Salmon BLT
Salmon BLT
Rated 5.0 stars by 1 users
Category
Sandwiches, Lunch, Dinner
Cuisine
Mediterranean / American Fusion
Servings
2
Prep Time
15 minutes
Cook Time
30 minutes
This is a bold, upgraded take on a classic BLT. Perfectly seared salmon fillets replace the usual protein, layered with crispy bacon, ripe tomatoes, and crunchy lettuce on toasted sourdough. The whole thing is tied together with a creamy, tangy, slightly spicy Sriracha mayo that makes every bite unforgettable.
Ingredients
- For the Sriracha Mayo:
- ½ cup mayonnaise
- 1 ½ tablespoons Sriracha (adjust to taste)
- 1 tablespoon fresh lime juice
- 1 teaspoon honey (optional, for balance)
- Pinch of salt
- For the Sandwich:
- 2 fresh salmon fillets (about 5 oz each, skin removed)
- 1 tablespoon olive oil
- ½ teaspoon smoked paprika
- ½ teaspoon garlic powder
- Salt and black pepper, to taste
- 4 slices sourdough bread, toasted
- 4 slices thick-cut bacon, cooked crisp
- 1 large ripe tomato, sliced
- 4 leaves crisp romaine or butter lettuce
- 2 tablespoons butter (for toasting bread, optional)
Directions
- In a small bowl, whisk together mayonnaise, Sriracha, lime juice, honey, and salt until smooth. Taste and adjust heat or sweetness. Cover and chill until ready to use.

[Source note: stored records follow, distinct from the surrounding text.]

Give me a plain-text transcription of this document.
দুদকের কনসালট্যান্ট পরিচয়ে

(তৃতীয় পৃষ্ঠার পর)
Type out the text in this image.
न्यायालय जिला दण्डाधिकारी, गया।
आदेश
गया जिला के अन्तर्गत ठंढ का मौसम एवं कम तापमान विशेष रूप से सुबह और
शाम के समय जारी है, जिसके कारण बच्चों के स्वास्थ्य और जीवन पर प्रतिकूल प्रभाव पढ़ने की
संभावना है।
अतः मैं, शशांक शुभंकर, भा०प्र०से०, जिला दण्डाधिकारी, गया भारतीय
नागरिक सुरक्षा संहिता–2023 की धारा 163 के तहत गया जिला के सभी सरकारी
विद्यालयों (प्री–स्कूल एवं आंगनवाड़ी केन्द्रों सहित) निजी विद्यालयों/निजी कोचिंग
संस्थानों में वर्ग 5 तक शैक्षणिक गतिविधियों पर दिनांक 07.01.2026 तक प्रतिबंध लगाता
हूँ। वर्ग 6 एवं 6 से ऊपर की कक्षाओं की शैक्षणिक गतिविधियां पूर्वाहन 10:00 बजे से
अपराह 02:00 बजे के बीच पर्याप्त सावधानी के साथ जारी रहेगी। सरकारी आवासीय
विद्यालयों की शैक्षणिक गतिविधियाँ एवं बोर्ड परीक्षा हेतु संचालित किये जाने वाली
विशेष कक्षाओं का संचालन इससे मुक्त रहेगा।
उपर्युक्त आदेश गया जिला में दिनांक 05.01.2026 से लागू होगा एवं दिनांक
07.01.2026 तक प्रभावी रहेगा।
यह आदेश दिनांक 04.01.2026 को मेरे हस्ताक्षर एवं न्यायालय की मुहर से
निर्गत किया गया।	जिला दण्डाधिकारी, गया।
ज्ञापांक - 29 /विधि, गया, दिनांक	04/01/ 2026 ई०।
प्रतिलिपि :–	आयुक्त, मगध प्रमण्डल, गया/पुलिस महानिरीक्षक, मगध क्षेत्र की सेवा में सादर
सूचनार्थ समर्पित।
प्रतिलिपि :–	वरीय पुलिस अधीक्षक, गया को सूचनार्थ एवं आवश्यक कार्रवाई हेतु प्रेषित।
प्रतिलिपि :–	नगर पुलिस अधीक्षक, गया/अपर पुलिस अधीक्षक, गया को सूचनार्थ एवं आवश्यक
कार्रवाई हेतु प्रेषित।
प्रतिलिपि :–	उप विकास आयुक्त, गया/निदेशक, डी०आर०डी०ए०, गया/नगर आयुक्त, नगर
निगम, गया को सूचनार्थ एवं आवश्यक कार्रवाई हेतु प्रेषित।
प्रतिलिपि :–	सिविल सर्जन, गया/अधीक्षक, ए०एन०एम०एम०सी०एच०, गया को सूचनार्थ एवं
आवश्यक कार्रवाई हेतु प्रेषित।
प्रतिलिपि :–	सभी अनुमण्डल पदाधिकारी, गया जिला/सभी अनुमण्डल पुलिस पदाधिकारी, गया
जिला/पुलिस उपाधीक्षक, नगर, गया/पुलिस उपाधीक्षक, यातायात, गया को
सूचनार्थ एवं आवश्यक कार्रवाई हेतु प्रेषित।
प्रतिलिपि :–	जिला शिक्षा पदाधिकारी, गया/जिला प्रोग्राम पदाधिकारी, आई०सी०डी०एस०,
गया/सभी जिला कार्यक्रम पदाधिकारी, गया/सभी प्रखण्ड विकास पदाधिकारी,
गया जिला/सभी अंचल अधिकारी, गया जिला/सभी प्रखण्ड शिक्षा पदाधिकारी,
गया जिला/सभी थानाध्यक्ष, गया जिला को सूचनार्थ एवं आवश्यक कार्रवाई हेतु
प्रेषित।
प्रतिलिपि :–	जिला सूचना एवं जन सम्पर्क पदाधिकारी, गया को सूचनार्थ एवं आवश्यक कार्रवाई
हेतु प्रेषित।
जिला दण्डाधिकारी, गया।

- Pat salmon fillets dry with paper towels. Rub with olive oil, smoked paprika, garlic powder, salt, and black pepper.
- Heat a skillet over medium-high heat. Sear salmon for 3–4 minutes per side, until golden and just cooked through (internal temperature around 125–130°F for medium). Let rest for 5 minutes, then gently break into large flakes.
- Butter one side of each sourdough slice (optional) and toast in a skillet until golden, or use a toaster for a lighter version.
- Spread a generous layer of Sriracha mayo on each slice of bread.
- Layer with lettuce, tomato slices, crispy bacon, and salmon.
- Top with the second slice of bread, press gently, and slice in half.
Recipe Note
- Swap sourdough for ciabatta or brioche if you prefer a softer bite.
- Add avocado slices for extra richness.
- The Sriracha mayo doubles as a great dipping sauce for fries or roasted veggies.
- To make ahead: prepare mayo and bacon earlier in the day; assemble just before serving.